Pinacryptol Yellow 400q and dye 3001q below were added. The gelatin used for emulsion preparation was A. Further, a hardening agent and compound (C) were added to prepare an emulsion coating solution having a gelatin concentration of about 5.4 and a pH of 5.5.

An over-solution was prepared in the same manner as in Example 1, except that gelatin A and gelatin D were used, and the following activators or compounds were added to prepare a coating solution.

The flow rate is 70 coats of undercoating liquid, 25 coats of emulsion, and 12 coats of overcoating liquid.
M fabrics were prepared in the same manner as in Example 1, except that the ratio was set to d/m'', and caudal development was evaluated. The combinations and results are shown in Table 2.
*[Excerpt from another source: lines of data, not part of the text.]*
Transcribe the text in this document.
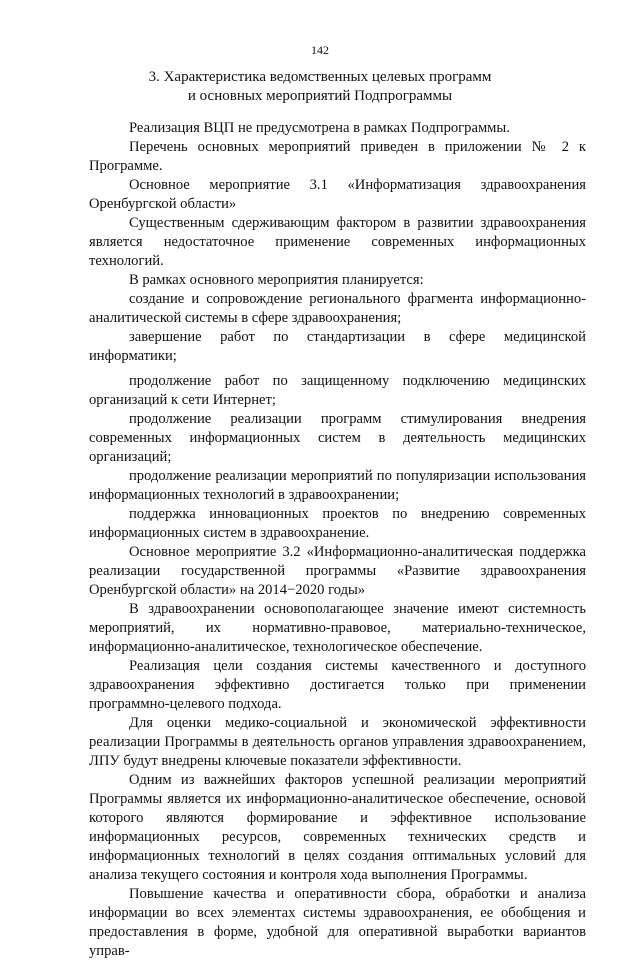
142
3. Характеристика ведомственных целевых программ
и основных мероприятий Подпрограммы

Реализация ВЦП не предусмотрена в рамках Подпрограммы.

Перечень основных мероприятий приведен в приложении № 2 к Программе.

Основное мероприятие 3.1 «Информатизация здравоохранения Оренбургской области»

Существенным сдерживающим фактором в развитии здравоохранения является недостаточное применение современных информационных технологий.

В рамках основного мероприятия планируется:

создание и сопровождение регионального фрагмента информационно-аналитической системы в сфере здравоохранения;

завершение работ по стандартизации в сфере медицинской информатики;

продолжение работ по защищенному подключению медицинских организаций к сети Интернет;

продолжение реализации программ стимулирования внедрения современных информационных систем в деятельность медицинских организаций;

продолжение реализации мероприятий по популяризации использования информационных технологий в здравоохранении;

поддержка инновационных проектов по внедрению современных информационных систем в здравоохранение.

Основное мероприятие 3.2 «Информационно-аналитическая поддержка реализации государственной программы «Развитие здравоохранения Оренбургской области» на 2014−2020 годы»

В здравоохранении основополагающее значение имеют системность мероприятий, их нормативно-правовое, материально-техническое, информационно-аналитическое, технологическое обеспечение.

Реализация цели создания системы качественного и доступного здравоохранения эффективно достигается только при применении программно-целевого подхода.

Для оценки медико-социальной и экономической эффективности реализации Программы в деятельность органов управления здравоохранением, ЛПУ будут внедрены ключевые показатели эффективности.

Одним из важнейших факторов успешной реализации мероприятий Программы является их информационно-аналитическое обеспечение, основой которого являются формирование и эффективное использование информационных ресурсов, современных технических средств и информационных технологий в целях создания оптимальных условий для анализа текущего состояния и контроля хода выполнения Программы.

Повышение качества и оперативности сбора, обработки и анализа информации во всех элементах системы здравоохранения, ее обобщения и предоставления в форме, удобной для оперативной выработки вариантов управ-
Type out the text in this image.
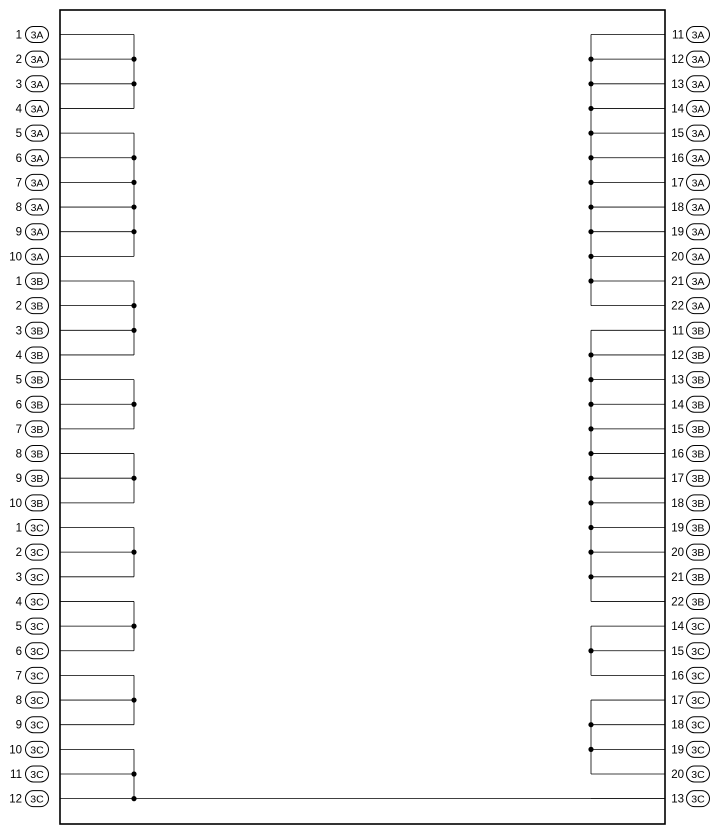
1 3A
2 3A
3 3A
4 3A
5 3A
6 3A
7 3A
8 3A
9 3A
10 3A
1 3B
2 3B
3 3B
4 3B
5 3B
6 3B
7 3B
8 3B
9 3B
10 3B
1 3C
2 3C
3 3C
4 3C
5 3C
6 3C
7 3C
8 3C
9 3C
10 3C
11 3C
12 3C
11 3A
12 3A
13 3A
14 3A
15 3A
16 3A
17 3A
18 3A
19 3A
20 3A
21 3A
22 3A
11 3B
12 3B
13 3B
14 3B
15 3B
16 3B
17 3B
18 3B
19 3B
20 3B
21 3B
22 3B
14 3C
15 3C
16 3C
17 3C
18 3C
19 3C
20 3C
13 3C
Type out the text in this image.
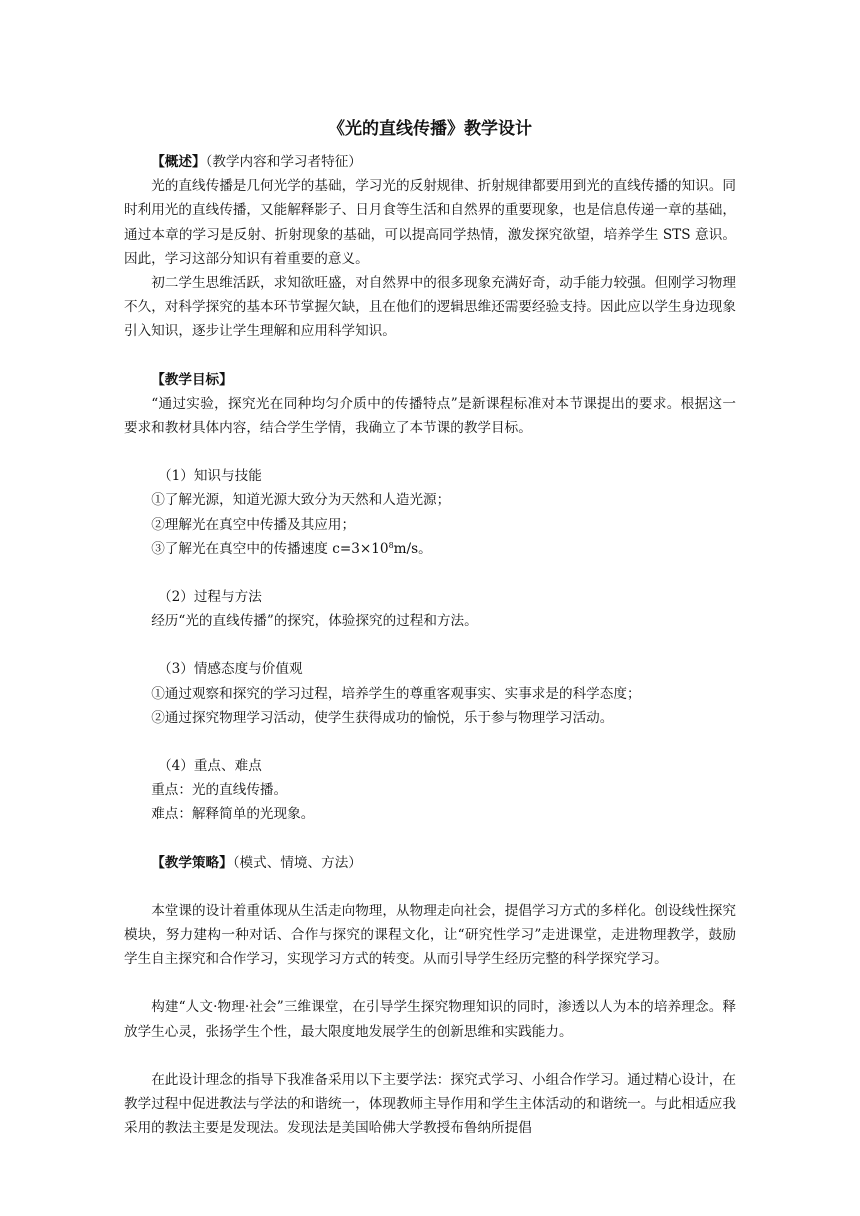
《光的直线传播》教学设计

【概述】（教学内容和学习者特征）

光的直线传播是几何光学的基础，学习光的反射规律、折射规律都要用到光的直线传播的知识。同时利用光的直线传播，又能解释影子、日月食等生活和自然界的重要现象，也是信息传递一章的基础，通过本章的学习是反射、折射现象的基础，可以提高同学热情，激发探究欲望，培养学生 STS 意识。因此，学习这部分知识有着重要的意义。

初二学生思维活跃，求知欲旺盛，对自然界中的很多现象充满好奇，动手能力较强。但刚学习物理不久，对科学探究的基本环节掌握欠缺，且在他们的逻辑思维还需要经验支持。因此应以学生身边现象引入知识，逐步让学生理解和应用科学知识。

【教学目标】

“通过实验，探究光在同种均匀介质中的传播特点”是新课程标准对本节课提出的要求。根据这一要求和教材具体内容，结合学生学情，我确立了本节课的教学目标。

（1）知识与技能

①了解光源，知道光源大致分为天然和人造光源；

②理解光在真空中传播及其应用；

③了解光在真空中的传播速度 $c=3\times 10^8m/s$。

（2）过程与方法

经历“光的直线传播”的探究，体验探究的过程和方法。

（3）情感态度与价值观

①通过观察和探究的学习过程，培养学生的尊重客观事实、实事求是的科学态度；

②通过探究物理学习活动，使学生获得成功的愉悦，乐于参与物理学习活动。

（4）重点、难点

重点：光的直线传播。

难点：解释简单的光现象。

【教学策略】（模式、情境、方法）

本堂课的设计着重体现从生活走向物理，从物理走向社会，提倡学习方式的多样化。创设线性探究模块，努力建构一种对话、合作与探究的课程文化，让“研究性学习”走进课堂，走进物理教学，鼓励学生自主探究和合作学习，实现学习方式的转变。从而引导学生经历完整的科学探究学习。

构建“人文·物理·社会”三维课堂，在引导学生探究物理知识的同时，渗透以人为本的培养理念。释放学生心灵，张扬学生个性，最大限度地发展学生的创新思维和实践能力。

在此设计理念的指导下我准备采用以下主要学法：探究式学习、小组合作学习。通过精心设计，在教学过程中促进教法与学法的和谐统一，体现教师主导作用和学生主体活动的和谐统一。与此相适应我采用的教法主要是发现法。发现法是美国哈佛大学教授布鲁纳所提倡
Compound (d) Exemplary compound (3)z (e)
z (4) 1 (f) I
(1B) From the results in Table 2, it can be seen that the photographic material coated with the over coating liquid containing gelatin D with a low calcium concentration and the amphoteric compound according to the present invention has no tail side occurrence and unevenness. It was an excellent direct positive silver halide photographic material with no oxidation.

Furthermore, after aging these coating solutions at 35°C for 6 hours (!il
When coating was carried out again in the same manner (12 hours after production), the photographic material prepared with the overcoating liquid containing gelatin D and the amphoteric compound according to the present invention still showed no occurrence of horse prickling. However, samples with other combinations showed an increased degree of horse bite.

Claims (1)

[Claims] In a method for producing a photographic material in which at least three layers of coating liquid are applied simultaneously by a slide hopper method, at least one layer adjacent to the support except for the bottom layer contains gelatin having a calcium concentration of about 1000 ppm or less and a carbon number in the molecule. 5
A method for producing a photographic material, comprising a lipophilic atomic group consisting of the above alkyl group, aryl group, or aralkyl group, and at least one amphoteric compound having a hydrophilic atomic group.